Stansfield blickte zum Himmel auf, der sich in der beginnenden Abenddämmerung verdunkelte. Der leichte Sprühnebel befeuchtete sein Gesicht, und der Direktor der CIA blinzelte kurz. Irgendetwas bedrückte ihn, auch wenn er nicht genau hätte sagen können, was es war. Stansfield sah noch einmal nach oben und trat dann unter das Vordach.
Irene Kennedy schritt durch die Doppeltür, die von zwei uniformierten Männern des Secret Service bewacht wurde, und ging den langen Flur entlang. Es war dies das Erdgeschoss im Westflügel des Weißen Hauses. Die Amtsräume des Präsidenten befanden sich im ersten Stock, doch die Sitzung würde nicht dort stattfinden. Irene Kennedy ging raschen Schrittes voraus, während Stansfield etwas gemächlicher nachfolgte.

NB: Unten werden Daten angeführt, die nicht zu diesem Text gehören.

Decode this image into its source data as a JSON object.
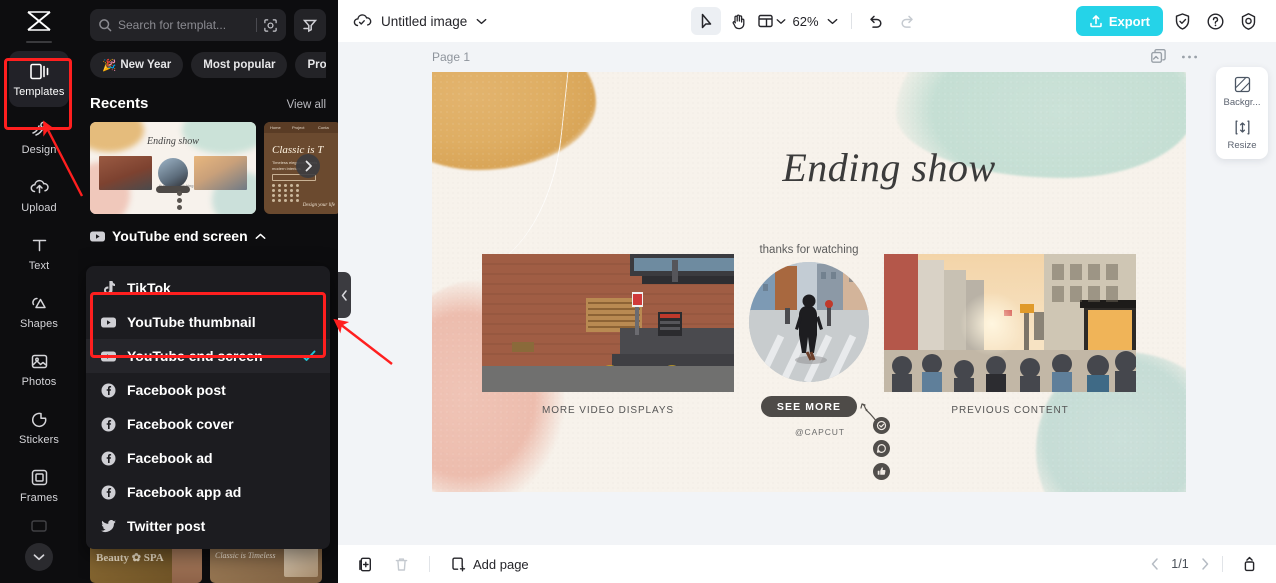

Auf der rechten Seite des Flurs stand ein Offizier der US Navy in seiner makellosen schwarzen Uniform. »Guten Abend, Dr. Kennedy«, sagte er. »Es ist alles soweit. Die Generäle und der Präsident warten schon auf Sie.« Der Wachoffizier des White House Situation Room, des Besprechungszimmers, zeigte auf die Tür zu seiner Linken.
»Danke, Commander Hicks«, antwortete Dr. Kennedy, während sie an dem Marineoffizier vorüberging.
Sie stiegen mehrere Stufen nach unten, bogen dann rechts ab und kamen zu einer Sicherheitstür, über der eine Kamera installiert war. Zur Linken war ein schwarz-goldenes Schild mit der Aufschrift »White House Situation Room: Restricted Access« angebracht.
Das Türschloss öffnete sich mit einem summenden Geräusch, und Irene Kennedy drückte die Tür auf. Sie trat ein und wandte sich nach links, wo sich der neue Konferenzraum befand. Direktor Stansfield folgte ihr, und Commander Hicks schloss die schalldichte Tür hinter ihnen.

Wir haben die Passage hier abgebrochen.